Emrinde de Amerikan Birinci Ordusu bulunuyordu.

Alman keşif uçakları ve istihbaratı binlerce tankın, kamyonun fotoğrafını çekmişti. İngilizce tercümanlar gece gündüz radyo mesajlarını Almanca'ya çeviriyorlardı.

Demek işin sürprizi falan kalmamıştı. Müttefikler Pas de Calais'den vuracaklardı.

Almanlar da bunu görüp, kuvvetlerinin büyük bölümünü Pas de Calais'ye kaydırdılar.

Ancak Atlantik savunmasından sorumlu Mareşal Erwin Rommel (Ervin Romel) kolayca atlatılabilecek bir adam değildi. Pas de Calais dışımdaki olası çıkarma noktalarını da boş bırakmamıştı. Normandiya dahil bütün sahilleri gezmiş, savunma planlarını şahsen yapmış yada denetlemişti.

İşin komiği, tüm bu mizansende gerçek olan tek unsur General Patton'dı. Geri kalan her şey sahteydi. Birinci ordu bir hayalet orduydu. Tanklar, toplar hep şişme plastikten yapılmıştı. Bütün radyo ve evrak trafiği de istihbarat servislerinin işiydi.

Patton'un bu işe hayli bozulduğunu söylemeye gerek yok sanırım. Bir savaş tutkunu olan Patton, geçmişte tarihin önemli savaşlarını reenkarinasyon sonrası değişik komutanların kimliği ile kendisinin yaptığına inanmış biriydi. Savaşmak yerine bir yanıltma operasyonunun başrolünü oynamak, onun gibi bir asker için kabul edilebilir birşey değildi. Kader işte...

Çıkarma için aslında seçilen bölge Normandiya olmuştu. Britanya adasına Pas de Calais kadar yakın olmasa da, çok uzak da sayılmazdı.

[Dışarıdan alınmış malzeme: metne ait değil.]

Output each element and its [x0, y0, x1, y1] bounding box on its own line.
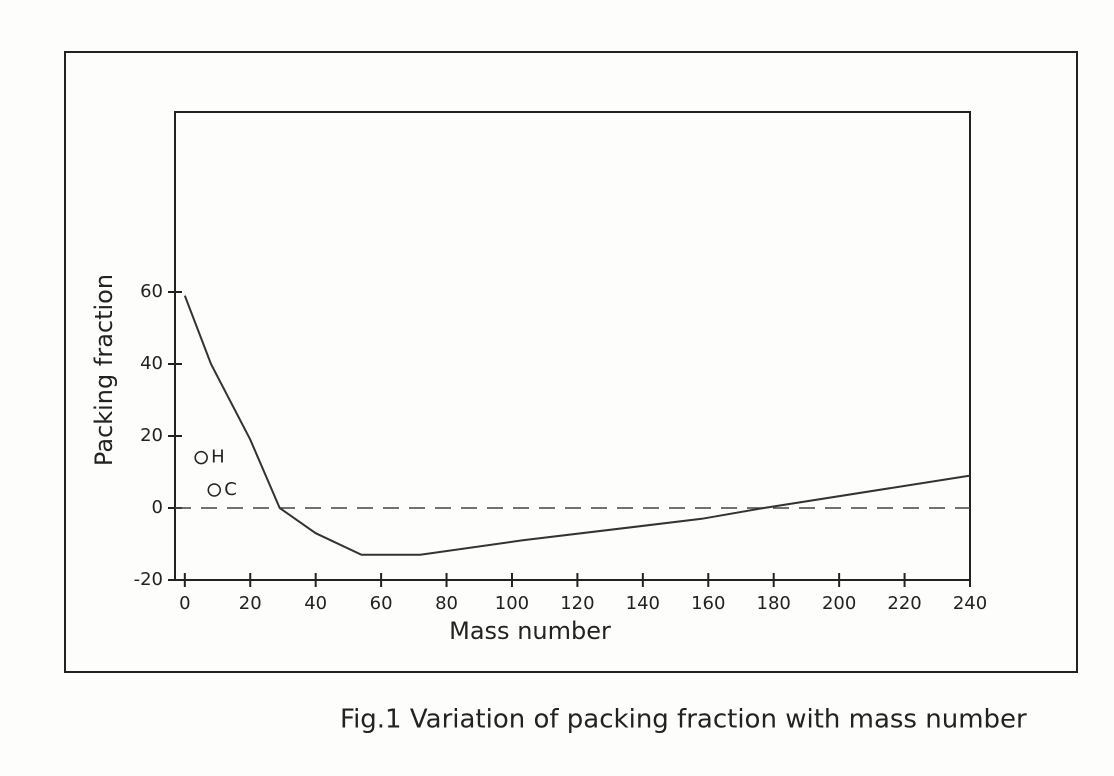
x-tick-label: 100	[495, 593, 529, 614]
x-tick-label: 80	[435, 593, 458, 614]
x-axis-label: Mass number	[449, 617, 611, 645]
plot-frame	[175, 112, 970, 580]
y-tick-label: 0	[152, 497, 163, 518]
annotation-point	[195, 452, 207, 464]
x-tick-label: 240	[953, 593, 987, 614]
annotation-label: H	[211, 447, 225, 468]
y-tick-label: 20	[140, 425, 163, 446]
x-tick-label: 40	[304, 593, 327, 614]
annotation-point	[208, 484, 220, 496]
y-tick-label: 60	[140, 281, 163, 302]
x-tick-label: 180	[757, 593, 791, 614]
x-tick-label: 140	[626, 593, 660, 614]
chart: Mass number Packing fraction Fig.1 Varia…	[0, 0, 1114, 776]
x-tick-label: 220	[887, 593, 921, 614]
data-line	[185, 296, 970, 555]
x-tick-label: 160	[691, 593, 725, 614]
annotation-label: C	[224, 479, 237, 500]
caption: Fig.1 Variation of packing fraction with…	[340, 705, 1027, 735]
x-tick-label: 120	[560, 593, 594, 614]
x-tick-label: 20	[239, 593, 262, 614]
x-tick-label: 60	[370, 593, 393, 614]
x-tick-label: 200	[822, 593, 856, 614]
y-axis-label: Packing fraction	[90, 274, 118, 466]
y-tick-label: -20	[134, 569, 163, 590]
y-tick-label: 40	[140, 353, 163, 374]
x-tick-label: 0	[179, 593, 190, 614]
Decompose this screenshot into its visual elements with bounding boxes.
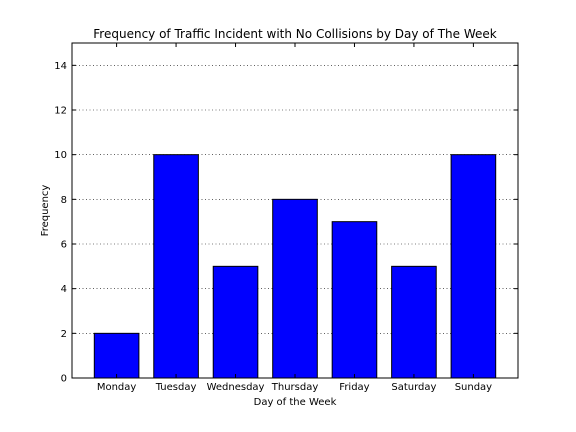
y-axis-label: Frequency xyxy=(40,185,51,237)
y-tick-label: 10 xyxy=(54,150,67,161)
x-tick-label: Friday xyxy=(339,382,369,393)
x-tick-label: Saturday xyxy=(391,382,436,393)
chart-title: Frequency of Traffic Incident with No Co… xyxy=(93,27,496,41)
bar-monday xyxy=(93,332,140,379)
bar-thursday xyxy=(272,198,318,379)
bars xyxy=(93,154,497,379)
bar-friday xyxy=(331,221,378,379)
bar-tuesday xyxy=(153,154,199,379)
bar-wednesday xyxy=(212,265,259,379)
x-tick-label: Thursday xyxy=(271,382,319,393)
y-tick-label: 14 xyxy=(54,61,67,72)
x-tick-label: Tuesday xyxy=(155,382,197,393)
y-tick-label: 6 xyxy=(61,240,67,251)
y-tick-label: 0 xyxy=(61,374,67,385)
x-axis-label: Day of the Week xyxy=(254,397,337,408)
gridlines xyxy=(72,65,518,334)
x-tick-label: Sunday xyxy=(455,382,492,393)
bar-saturday xyxy=(391,265,437,379)
x-tick-label: Wednesday xyxy=(207,382,265,393)
y-tick-label: 2 xyxy=(61,329,67,340)
y-tick-label: 12 xyxy=(54,106,67,117)
bar-sunday xyxy=(450,154,497,379)
ticks: 0 2 4 6 8 10 12 14 Monday Tuesday Wednesday Thursda… xyxy=(54,43,518,393)
y-tick-label: 4 xyxy=(61,284,67,295)
y-tick-label: 8 xyxy=(61,195,67,206)
x-tick-label: Monday xyxy=(97,382,137,393)
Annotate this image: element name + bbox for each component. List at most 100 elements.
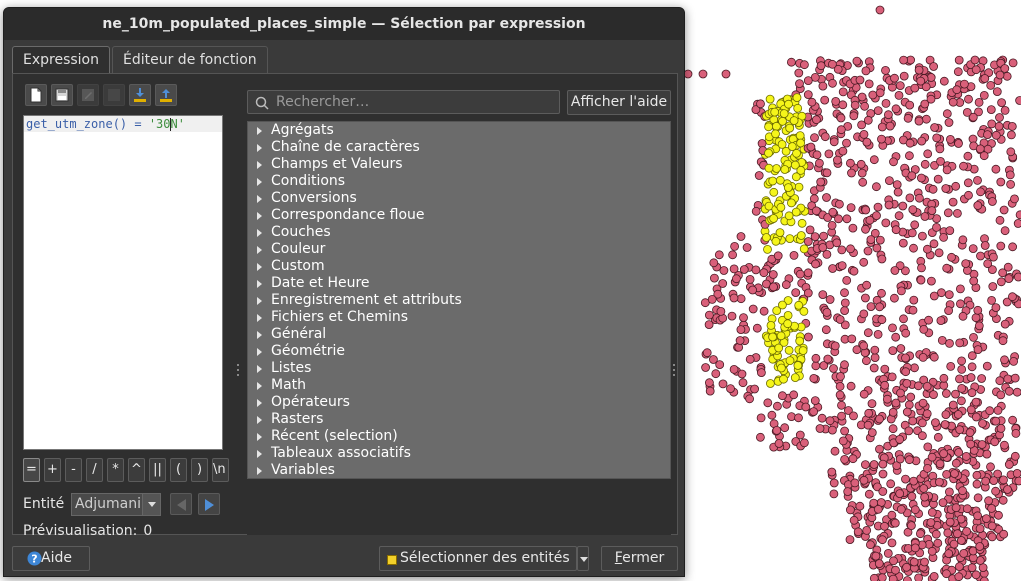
- place-point: [927, 452, 937, 462]
- previous-entity-button[interactable]: [170, 493, 192, 515]
- tab-function-editor[interactable]: Éditeur de fonction: [112, 46, 268, 74]
- function-group-item[interactable]: Tableaux associatifs: [248, 445, 670, 462]
- operator-concat-button[interactable]: ||: [149, 458, 166, 482]
- operator-newline-button[interactable]: \n: [212, 458, 229, 482]
- function-group-item[interactable]: Enregistrement et attributs: [248, 292, 670, 309]
- function-group-item[interactable]: Champs et Valeurs: [248, 156, 670, 173]
- function-group-item[interactable]: Rasters: [248, 411, 670, 428]
- left-splitter-handle[interactable]: [237, 364, 240, 380]
- function-group-item[interactable]: Couleur: [248, 241, 670, 258]
- place-point: [907, 491, 917, 501]
- place-point: [856, 159, 866, 169]
- expression-line[interactable]: get_utm_zone() = '30N': [24, 116, 222, 132]
- function-group-item[interactable]: Agrégats: [248, 122, 670, 139]
- edit-button[interactable]: [77, 84, 99, 106]
- place-point: [870, 345, 880, 355]
- select-features-button[interactable]: Sélectionner des entités: [379, 546, 577, 571]
- place-point: [908, 205, 918, 215]
- function-group-item[interactable]: Couches: [248, 224, 670, 241]
- function-group-item[interactable]: Custom: [248, 258, 670, 275]
- place-point: [1002, 71, 1012, 81]
- place-point: [715, 360, 725, 370]
- place-point: [830, 341, 840, 351]
- place-point: [855, 75, 865, 85]
- import-button[interactable]: [129, 84, 151, 106]
- operator-power-button[interactable]: ^: [128, 458, 145, 482]
- place-point: [1003, 485, 1012, 494]
- function-group-item[interactable]: Listes: [248, 360, 670, 377]
- select-features-dropdown[interactable]: [577, 546, 589, 571]
- operator-open-paren-button[interactable]: (: [170, 458, 187, 482]
- expression-editor[interactable]: get_utm_zone() = '30N': [23, 115, 223, 450]
- place-point: [901, 474, 910, 484]
- place-point: [859, 257, 869, 267]
- place-point: [910, 505, 920, 515]
- place-point: [948, 97, 958, 107]
- function-group-item[interactable]: Chaîne de caractères: [248, 139, 670, 156]
- place-point: [840, 360, 849, 370]
- save-button[interactable]: [51, 84, 73, 106]
- place-point: [954, 139, 963, 148]
- selected-place-point: [765, 94, 775, 104]
- entity-select[interactable]: Adjumani: [71, 492, 161, 516]
- new-file-button[interactable]: [25, 84, 47, 106]
- function-group-item[interactable]: Conditions: [248, 173, 670, 190]
- function-group-item[interactable]: Correspondance floue: [248, 207, 670, 224]
- operator-equals-button[interactable]: =: [23, 458, 40, 482]
- chevron-down-icon[interactable]: [142, 493, 160, 515]
- blank-button[interactable]: [103, 84, 125, 106]
- next-entity-button[interactable]: [198, 493, 220, 515]
- place-point: [996, 423, 1006, 433]
- place-point: [933, 174, 943, 184]
- search-input[interactable]: [274, 92, 554, 112]
- place-point: [804, 332, 813, 342]
- place-point: [963, 151, 973, 161]
- place-point: [945, 487, 954, 497]
- place-point: [987, 503, 996, 513]
- place-point: [828, 207, 838, 217]
- place-point: [915, 193, 924, 203]
- place-point: [824, 149, 834, 159]
- function-group-item[interactable]: Opérateurs: [248, 394, 670, 411]
- function-group-item[interactable]: Date et Heure: [248, 275, 670, 292]
- selected-place-point: [777, 363, 786, 373]
- place-point: [835, 390, 845, 400]
- function-group-item[interactable]: Récent (selection): [248, 428, 670, 445]
- place-point: [773, 401, 782, 411]
- operator-plus-button[interactable]: +: [44, 458, 61, 482]
- place-point: [709, 258, 719, 268]
- function-group-item[interactable]: Conversions: [248, 190, 670, 207]
- place-point: [877, 573, 887, 581]
- selected-place-point: [783, 310, 793, 320]
- place-point: [801, 402, 811, 412]
- show-help-button[interactable]: Afficher l'aide: [567, 90, 671, 115]
- place-point: [942, 263, 952, 273]
- help-button[interactable]: ? Aide: [12, 546, 90, 571]
- place-point: [872, 182, 881, 192]
- function-group-item[interactable]: Variables: [248, 462, 670, 478]
- place-point: [870, 228, 880, 238]
- selected-place-point: [764, 122, 773, 132]
- operator-minus-button[interactable]: -: [65, 458, 82, 482]
- place-point: [778, 391, 787, 401]
- place-point: [880, 364, 890, 374]
- place-point: [873, 504, 883, 514]
- operator-close-paren-button[interactable]: ): [191, 458, 208, 482]
- place-point: [738, 378, 748, 388]
- place-point: [940, 420, 950, 429]
- operator-divide-button[interactable]: /: [86, 458, 103, 482]
- tab-expression[interactable]: Expression: [12, 46, 110, 74]
- export-button[interactable]: [155, 84, 177, 106]
- operator-multiply-button[interactable]: *: [107, 458, 124, 482]
- selected-place-point: [772, 306, 782, 316]
- right-splitter-handle[interactable]: [673, 364, 676, 380]
- function-group-item[interactable]: Fichiers et Chemins: [248, 309, 670, 326]
- function-group-tree[interactable]: Agrégats Chaîne de caractères Champs et Va…: [247, 121, 671, 479]
- function-group-item[interactable]: Math: [248, 377, 670, 394]
- function-group-item[interactable]: Général: [248, 326, 670, 343]
- new-file-icon: [30, 87, 42, 103]
- place-point: [907, 228, 917, 238]
- function-group-item[interactable]: Géométrie: [248, 343, 670, 360]
- close-button[interactable]: Fermer: [601, 546, 678, 571]
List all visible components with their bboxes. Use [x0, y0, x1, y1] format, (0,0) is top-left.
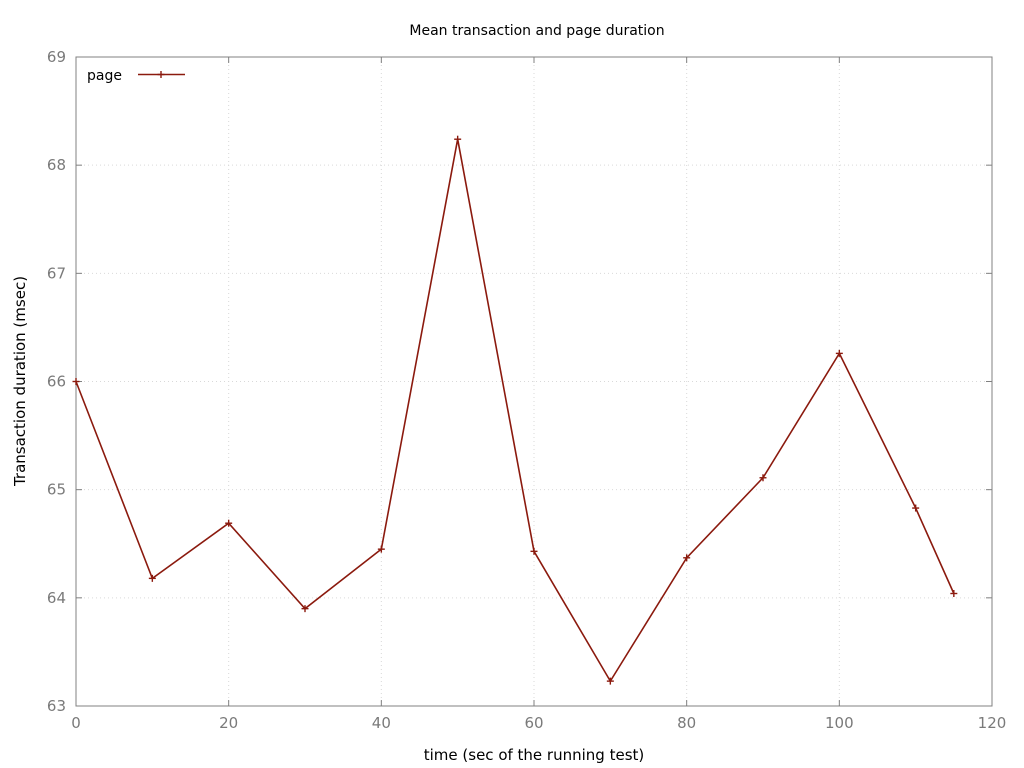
data-point-page — [530, 547, 538, 555]
series-line-page — [75, 139, 955, 683]
x-axis-ticks: 0 20 40 60 80 100 120 — [71, 57, 1006, 732]
chart-title: Mean transaction and page duration — [409, 23, 664, 39]
x-tick-label: 120 — [978, 714, 1007, 732]
y-tick-label: 69 — [47, 48, 66, 66]
data-point-page — [759, 474, 767, 482]
y-tick-label: 63 — [47, 697, 66, 715]
data-point-page — [377, 545, 385, 553]
data-point-page — [301, 605, 309, 613]
data-point-page — [148, 574, 156, 582]
data-point-page — [912, 504, 920, 512]
x-tick-label: 100 — [825, 714, 854, 732]
y-tick-label: 66 — [47, 373, 66, 391]
data-point-page — [950, 590, 958, 598]
y-axis-label: Transaction duration (msec) — [11, 276, 29, 487]
y-tick-label: 67 — [47, 264, 66, 282]
y-tick-label: 65 — [47, 481, 66, 499]
grid — [76, 57, 992, 706]
series-group — [72, 135, 958, 685]
data-point-page — [72, 378, 80, 385]
data-point-page — [454, 135, 462, 143]
y-tick-label: 64 — [47, 589, 66, 607]
legend-label-page: page — [87, 68, 122, 84]
data-point-page — [683, 554, 691, 562]
data-point-page — [835, 349, 843, 357]
x-axis-label: time (sec of the running test) — [424, 746, 645, 764]
x-tick-label: 0 — [71, 714, 81, 732]
data-point-page — [225, 519, 233, 527]
legend: page — [87, 68, 185, 84]
x-tick-label: 20 — [219, 714, 238, 732]
x-tick-label: 60 — [524, 714, 543, 732]
x-tick-label: 40 — [372, 714, 391, 732]
y-tick-label: 68 — [47, 156, 66, 174]
y-axis-ticks: 63 64 65 66 67 68 69 — [47, 48, 992, 715]
x-tick-label: 80 — [677, 714, 696, 732]
legend-marker-page — [157, 71, 165, 78]
data-point-page — [606, 677, 614, 685]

Normandiya sahili doğu-batı doğrultusunda uzanır. Çıkarmanın planlaması yapılırken bu sahil beş bölüme ayrılmış, ve batıdan doğuya bu bölümlere Utah (Yutah), Omaha, Gold, Juno (Cuno) ve Sword (Sord) isimleri verilmişti.

Plana göre Omaha ve Utah kumsallarına Amerikalılar, Gold ve Sword kumsallarına İngilizler, Juno kumsalına ise Kanadalılar çıkacaktı.

Size bir fikir vermesi açısından, Omaha kumsalının bir ucumdan diğerine yürümek bir saatimizi almıştı. Yine Omaha ve Gold kumsalı arasındakı yolun uzunluğu otuz kilometre. Sword kumsalının üzerinde de dört tane köy var. Ne kumsallar küçük, ne de aralarındaki mesafeler kısa yani.

Çıkarma yapılacak bu kumsallar da kendi içlerinde yirmi dört sektöre ayrılmıştı. Omaha kumsalının en batısındaki ilk sektörün kodu "A", Sword kumsalındaki son sektörün kodu da "R" olarak belirlenmişti. Olaya Utah kumsalı da sonradan dahil olunca bu sıralamaya sekiz sektör daha eklenmişti. Her sektör kendi içinde "Green" (Griin-Yeşil), "Red" (Red-Kırmızı) ve "White" (Uayt-Beyaz) isimli alt kumsallara bölünmüştü.

Bu sektörlere çıkacak birlikler de gayri-resmi olarak aynı kodlarla isimlendirilmişti. Filmlerde dikkat ettiyseniz "Dog Company" (Dog Kampıni), "Easy Company" (İyzi Kampıni) falan diye duyarsınız. Bu Able *Eybıl), Baker (Beykır), Charlie (Çarli), Dog, Easy, Fox (Foks), vesaire o zaman kullanılan fonetik kodlamada baş harfleri olan A, B, C, D, E, F, vesaireye, denk gelir. Örneğin Dog Green, D-Yeşil Sektörüne çıkacak birliklerdir.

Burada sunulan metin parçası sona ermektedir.